A new arXiv preprint from Chou and Cao (UIUC / NCSA) puts numbers on the network cost of PQC certificate bloat. The headline: TTFB doesn’t degrade smoothly as chains grow — it steps up at two specific points where chain size breaches TCP’s flight windows.

Reference: arXiv 2604.24869v1, 27 April 2026.

The cliffs

The first cliff sits at ~10 KB. IW=10 caps first-RTT data at ~14 KB; cross it and you’re paying an extra round-trip. The second sits around 40 KB, where slow-start doubling combines with IW to give an effective threshold near 42 KB.

ML-DSA-44 with two intermediates lands at ~12 KB — already past the first cliff. SLH-DSA-192s blows past both. The authors measure up to ~1.5x TTFB inflation in extreme RTT cases purely from threshold crossings. Propagation delay alone barely moves the needle.

What works

Three mitigations evaluated, very different effectiveness ratios:

  • MTC: ~2–3x headroom. A Merkle proof in place of X.509 intermediates keeps a chain that would otherwise breach the 10 KB cliff under it (draft-ietf-plants-merkle-tree-certs).
  • CDN chain optimisation: ~1.6x headroom. Useful, not enough on its own for SLH-DSA.
  • Session resumption: extremely effective when it applies. Their NCSA Zeek data shows 94% resumption on CDN TLS 1.3 vs 46% non-CDN. Resumed sessions skip certificate transmission entirely. CDNs realised ~2x the TTFB savings of non-CDNs.

Why it matters here

Two compounding factors for NZ.

Distance amplifies every extra RTT — 120–200+ ms intercontinental is normal for us. A 12 KB ML-DSA chain to a US-East origin becomes a 150–200 ms penalty on every cold handshake, on top of the baseline.

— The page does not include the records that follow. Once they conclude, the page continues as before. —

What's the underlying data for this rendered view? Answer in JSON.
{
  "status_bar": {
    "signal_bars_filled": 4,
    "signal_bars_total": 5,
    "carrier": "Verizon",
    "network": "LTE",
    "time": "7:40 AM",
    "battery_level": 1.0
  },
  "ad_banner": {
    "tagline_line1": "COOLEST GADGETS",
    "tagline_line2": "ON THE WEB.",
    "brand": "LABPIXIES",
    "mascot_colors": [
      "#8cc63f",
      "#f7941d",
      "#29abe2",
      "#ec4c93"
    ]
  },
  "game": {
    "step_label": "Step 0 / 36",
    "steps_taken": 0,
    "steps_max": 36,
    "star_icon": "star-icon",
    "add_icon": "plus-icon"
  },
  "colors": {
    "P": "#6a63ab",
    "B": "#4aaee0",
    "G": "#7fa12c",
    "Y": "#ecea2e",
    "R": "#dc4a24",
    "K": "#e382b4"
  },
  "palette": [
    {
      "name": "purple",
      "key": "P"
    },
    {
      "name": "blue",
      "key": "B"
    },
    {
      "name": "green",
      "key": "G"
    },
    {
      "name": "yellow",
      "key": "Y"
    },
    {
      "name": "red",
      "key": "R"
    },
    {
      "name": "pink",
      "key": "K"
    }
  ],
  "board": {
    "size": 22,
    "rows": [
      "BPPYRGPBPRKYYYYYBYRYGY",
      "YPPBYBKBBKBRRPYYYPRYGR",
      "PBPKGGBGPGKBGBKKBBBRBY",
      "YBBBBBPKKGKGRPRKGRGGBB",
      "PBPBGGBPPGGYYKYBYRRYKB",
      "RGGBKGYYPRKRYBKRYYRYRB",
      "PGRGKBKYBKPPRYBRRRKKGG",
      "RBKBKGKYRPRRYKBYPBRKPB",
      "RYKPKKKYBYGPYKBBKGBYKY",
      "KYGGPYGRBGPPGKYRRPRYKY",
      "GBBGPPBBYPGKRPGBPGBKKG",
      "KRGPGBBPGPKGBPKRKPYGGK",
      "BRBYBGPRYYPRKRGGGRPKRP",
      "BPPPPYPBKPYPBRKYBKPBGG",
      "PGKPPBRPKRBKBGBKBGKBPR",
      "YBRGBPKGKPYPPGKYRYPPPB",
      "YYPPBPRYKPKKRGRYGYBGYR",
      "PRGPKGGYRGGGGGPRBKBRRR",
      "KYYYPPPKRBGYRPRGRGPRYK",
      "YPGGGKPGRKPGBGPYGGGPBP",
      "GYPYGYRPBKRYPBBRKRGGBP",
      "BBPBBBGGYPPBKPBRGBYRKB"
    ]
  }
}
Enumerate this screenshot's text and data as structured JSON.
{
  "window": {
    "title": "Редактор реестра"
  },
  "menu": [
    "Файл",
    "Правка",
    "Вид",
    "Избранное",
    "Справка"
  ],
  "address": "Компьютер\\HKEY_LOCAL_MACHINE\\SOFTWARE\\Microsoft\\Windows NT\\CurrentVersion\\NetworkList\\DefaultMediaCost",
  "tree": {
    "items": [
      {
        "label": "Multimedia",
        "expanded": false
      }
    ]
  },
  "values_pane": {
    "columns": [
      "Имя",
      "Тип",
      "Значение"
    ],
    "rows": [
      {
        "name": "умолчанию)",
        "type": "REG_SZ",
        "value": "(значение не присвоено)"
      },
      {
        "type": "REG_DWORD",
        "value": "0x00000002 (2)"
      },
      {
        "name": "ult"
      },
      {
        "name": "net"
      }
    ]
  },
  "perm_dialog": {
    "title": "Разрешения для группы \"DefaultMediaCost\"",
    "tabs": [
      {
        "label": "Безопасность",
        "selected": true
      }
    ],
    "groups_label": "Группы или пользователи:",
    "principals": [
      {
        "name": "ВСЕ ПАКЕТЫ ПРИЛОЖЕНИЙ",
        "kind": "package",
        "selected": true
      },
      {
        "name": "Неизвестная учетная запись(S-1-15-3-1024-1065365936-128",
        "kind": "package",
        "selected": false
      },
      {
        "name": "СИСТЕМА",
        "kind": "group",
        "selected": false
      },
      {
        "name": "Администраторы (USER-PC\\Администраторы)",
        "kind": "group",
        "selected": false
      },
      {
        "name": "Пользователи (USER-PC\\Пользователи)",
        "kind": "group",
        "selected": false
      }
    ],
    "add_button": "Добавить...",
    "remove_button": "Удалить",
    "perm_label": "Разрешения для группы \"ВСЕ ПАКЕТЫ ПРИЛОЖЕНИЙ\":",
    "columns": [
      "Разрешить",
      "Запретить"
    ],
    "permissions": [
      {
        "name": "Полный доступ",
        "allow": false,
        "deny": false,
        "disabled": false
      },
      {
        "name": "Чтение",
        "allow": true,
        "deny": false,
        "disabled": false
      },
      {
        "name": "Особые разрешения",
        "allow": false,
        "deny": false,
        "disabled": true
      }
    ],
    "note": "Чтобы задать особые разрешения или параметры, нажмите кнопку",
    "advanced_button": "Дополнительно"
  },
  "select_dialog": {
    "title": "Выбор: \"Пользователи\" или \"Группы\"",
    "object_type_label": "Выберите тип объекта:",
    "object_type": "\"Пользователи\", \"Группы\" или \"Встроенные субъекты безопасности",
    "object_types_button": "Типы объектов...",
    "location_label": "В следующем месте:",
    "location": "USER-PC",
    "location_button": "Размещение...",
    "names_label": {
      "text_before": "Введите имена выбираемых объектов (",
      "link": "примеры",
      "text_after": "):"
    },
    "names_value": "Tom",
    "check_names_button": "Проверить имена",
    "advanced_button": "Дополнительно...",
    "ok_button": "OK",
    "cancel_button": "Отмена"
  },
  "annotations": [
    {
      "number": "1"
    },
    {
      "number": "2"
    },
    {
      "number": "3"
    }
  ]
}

NZ runs heavy on CDN edges precisely because of that distance. The finding that CDN-side mitigations recover most of the loss is good news — but only if your service is actually fronted, and only if your resumption rate looks like the NCSA aggregate. For first-touch flows, it almost certainly doesn’t.

Caveats

OQS stack overhead dominated absolute TTFB in the testbed (~50–55 ms attributable to implementation, not network), and packet loss and fragmentation weren’t measured directly. The thresholds themselves are real, though, and the qualitative finding — that PQC migration risk is a network-shape problem, not just a crypto-correctness problem — is the framing worth taking forward.